I'm trying to get predictions for an SVM using a precomputed chi-squared kernel. However, I am getting issues when trying to run clf.predict().
min_max_scaler = preprocessing.MinMaxScaler()
X_train_scaled = min_max_scaler.fit_transform(features_train)
X_test_scaled = min_max_scaler.transform(features_test)
K = chi2_kernel(X_train_scaled)
svm = SVC(kernel='precomputed', cache_size=1000).fit(K, labels_train)
y_pred_chi2 = svm.predict(X_test_scaled)
The error I am getting is the following:
ValueError: bad input shape (4627L, 20L)
I am guessing this issue is because of the multi-label, so I trained the classifier for only 1 category by doing the following:
svm = SVC(kernel='precomputed', cache_size=1000).fit(K, labels_train[:, 0])
However, when trying to run clf.predict(X_test_scaled), I get the error:
ValueError: X.shape[1] = 44604 should be equal to 4627, the number of samples at training time
Why does the test samples have to be the same number as the training samples?
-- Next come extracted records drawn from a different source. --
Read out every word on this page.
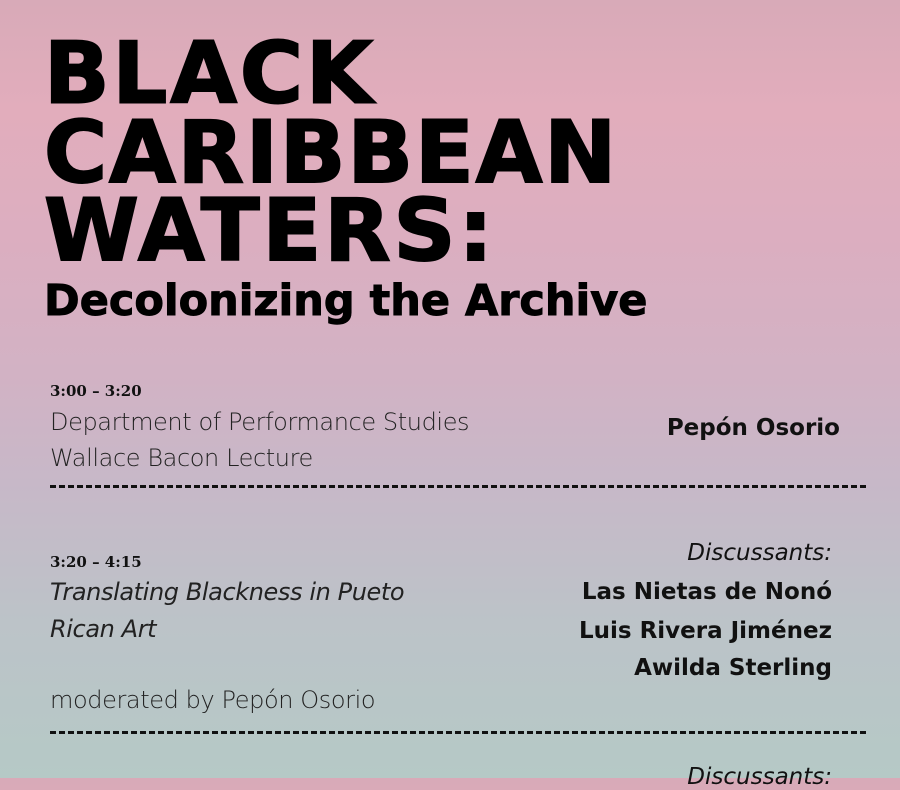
BLACK
CARIBBEAN
WATERS:
Decolonizing the Archive
3:00 – 3:20
Department of Performance Studies
Wallace Bacon Lecture
Pepón Osorio
3:20 – 4:15
Translating Blackness in Pueto
Rican Art
moderated by Pepón Osorio
Discussants:
Las Nietas de Nonó
Luis Rivera Jiménez
Awilda Sterling
Discussants:
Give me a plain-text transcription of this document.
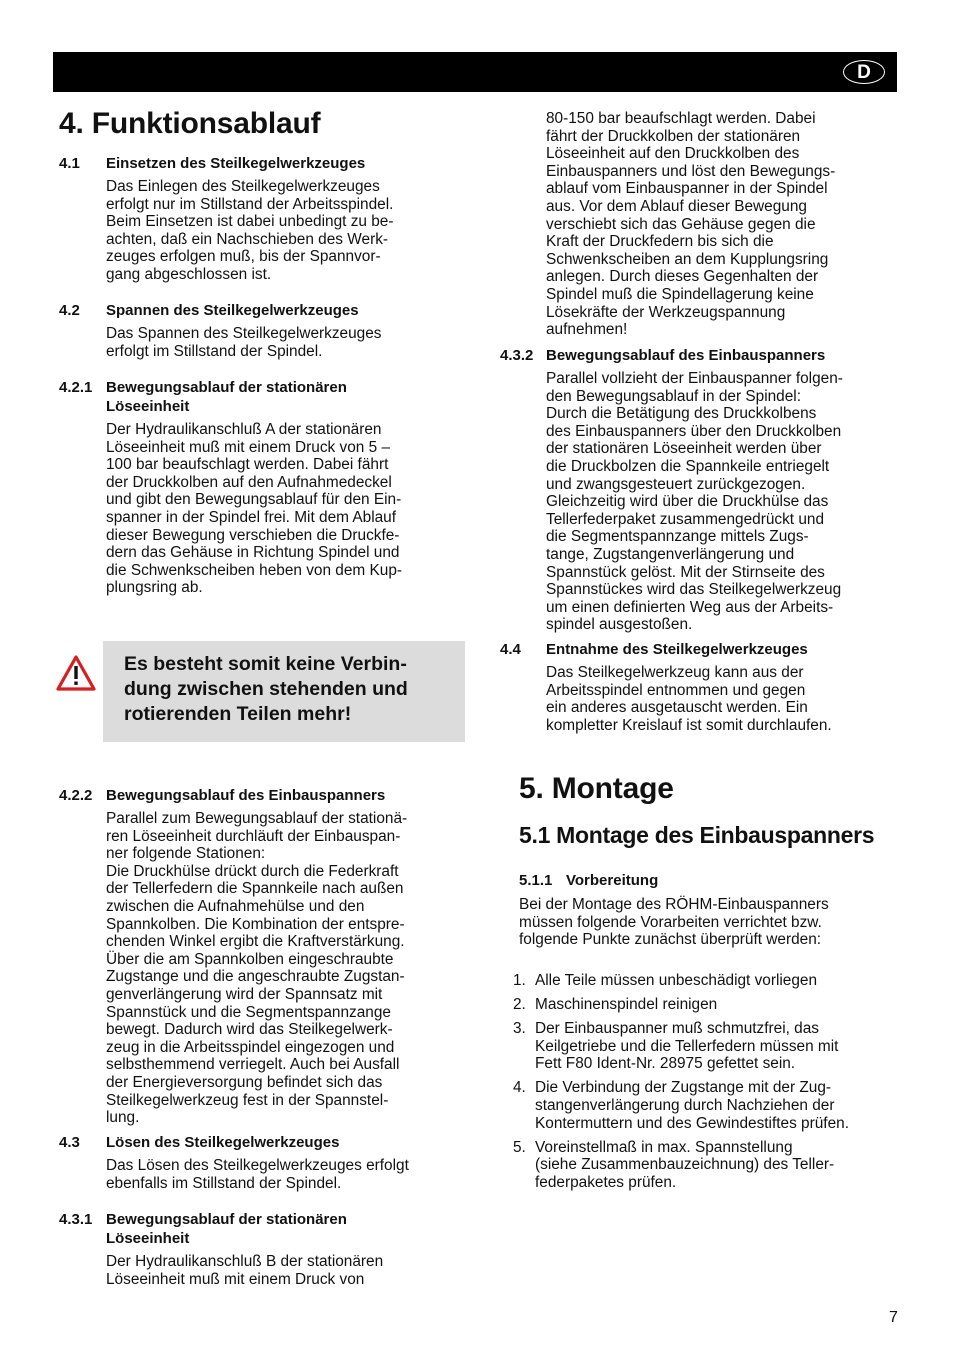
D
4. Funktionsablauf
4.1 Einsetzen des Steilkegelwerkzeuges

Das Einlegen des Steilkegelwerkzeuges
erfolgt nur im Stillstand der Arbeitsspindel.
Beim Einsetzen ist dabei unbedingt zu be-
achten, daß ein Nachschieben des Werk-
zeuges erfolgen muß, bis der Spannvor-
gang abgeschlossen ist.

4.2 Spannen des Steilkegelwerkzeuges

Das Spannen des Steilkegelwerkzeuges
erfolgt im Stillstand der Spindel.

4.2.1 Bewegungsablauf der stationären
Löseeinheit

Der Hydraulikanschluß A der stationären
Löseeinheit muß mit einem Druck von 5 –
100 bar beaufschlagt werden. Dabei fährt
der Druckkolben auf den Aufnahmedeckel
und gibt den Bewegungsablauf für den Ein-
spanner in der Spindel frei. Mit dem Ablauf
dieser Bewegung verschieben die Druckfe-
dern das Gehäuse in Richtung Spindel und
die Schwenkscheiben heben von dem Kup-
plungsring ab.

Es besteht somit keine Verbin-
dung zwischen stehenden und
rotierenden Teilen mehr!
4.2.2 Bewegungsablauf des Einbauspanners

Parallel zum Bewegungsablauf der stationä-
ren Löseeinheit durchläuft der Einbauspan-
ner folgende Stationen:
Die Druckhülse drückt durch die Federkraft
der Tellerfedern die Spannkeile nach außen
zwischen die Aufnahmehülse und den
Spannkolben. Die Kombination der entspre-
chenden Winkel ergibt die Kraftverstärkung.
Über die am Spannkolben eingeschraubte
Zugstange und die angeschraubte Zugstan-
genverlängerung wird der Spannsatz mit
Spannstück und die Segmentspannzange
bewegt. Dadurch wird das Steilkegelwerk-
zeug in die Arbeitsspindel eingezogen und
selbsthemmend verriegelt. Auch bei Ausfall
der Energieversorgung befindet sich das
Steilkegelwerkzeug fest in der Spannstel-
lung.

4.3 Lösen des Steilkegelwerkzeuges

Das Lösen des Steilkegelwerkzeuges erfolgt
ebenfalls im Stillstand der Spindel.

4.3.1 Bewegungsablauf der stationären
Löseeinheit

Der Hydraulikanschluß B der stationären
Löseeinheit muß mit einem Druck von

80-150 bar beaufschlagt werden. Dabei
fährt der Druckkolben der stationären
Löseeinheit auf den Druckkolben des
Einbauspanners und löst den Bewegungs-
ablauf vom Einbauspanner in der Spindel
aus. Vor dem Ablauf dieser Bewegung
verschiebt sich das Gehäuse gegen die
Kraft der Druckfedern bis sich die
Schwenkscheiben an dem Kupplungsring
anlegen. Durch dieses Gegenhalten der
Spindel muß die Spindellagerung keine
Lösekräfte der Werkzeugspannung
aufnehmen!

4.3.2 Bewegungsablauf des Einbauspanners

Parallel vollzieht der Einbauspanner folgen-
den Bewegungsablauf in der Spindel:
Durch die Betätigung des Druckkolbens
des Einbauspanners über den Druckkolben
der stationären Löseeinheit werden über
die Druckbolzen die Spannkeile entriegelt
und zwangsgesteuert zurückgezogen.
Gleichzeitig wird über die Druckhülse das
Tellerfederpaket zusammengedrückt und
die Segmentspannzange mittels Zugs-
tange, Zugstangenverlängerung und
Spannstück gelöst. Mit der Stirnseite des
Spannstückes wird das Steilkegelwerkzeug
um einen definierten Weg aus der Arbeits-
spindel ausgestoßen.

4.4 Entnahme des Steilkegelwerkzeuges

Das Steilkegelwerkzeug kann aus der
Arbeitsspindel entnommen und gegen
ein anderes ausgetauscht werden. Ein
kompletter Kreislauf ist somit durchlaufen.

5. Montage
5.1 Montage des Einbauspanners
5.1.1 Vorbereitung

Bei der Montage des RÖHM-Einbauspanners
müssen folgende Vorarbeiten verrichtet bzw.
folgende Punkte zunächst überprüft werden:

1. Alle Teile müssen unbeschädigt vorliegen
2. Maschinenspindel reinigen
3. Der Einbauspanner muß schmutzfrei, das
Keilgetriebe und die Tellerfedern müssen mit
Fett F80 Ident-Nr. 28975 gefettet sein.
4. Die Verbindung der Zugstange mit der Zug-
stangenverlängerung durch Nachziehen der
Kontermuttern und des Gewindestiftes prüfen.
5. Voreinstellmaß in max. Spannstellung
(siehe Zusammenbauzeichnung) des Teller-
federpaketes prüfen.
7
Here is the shape of the relevant matrices (the features have 44604 dimensions and there are 20 categories):
X_train_scaled.shape : (4627L, 44604L)
X_test_scaled.shape : (4637L, 44604L)
K.shape : (4627L, 4627L)
labels_train.shape : (4627L, 20L)
On a side note, is it normal that there is L next to the shape sizes of these matrices?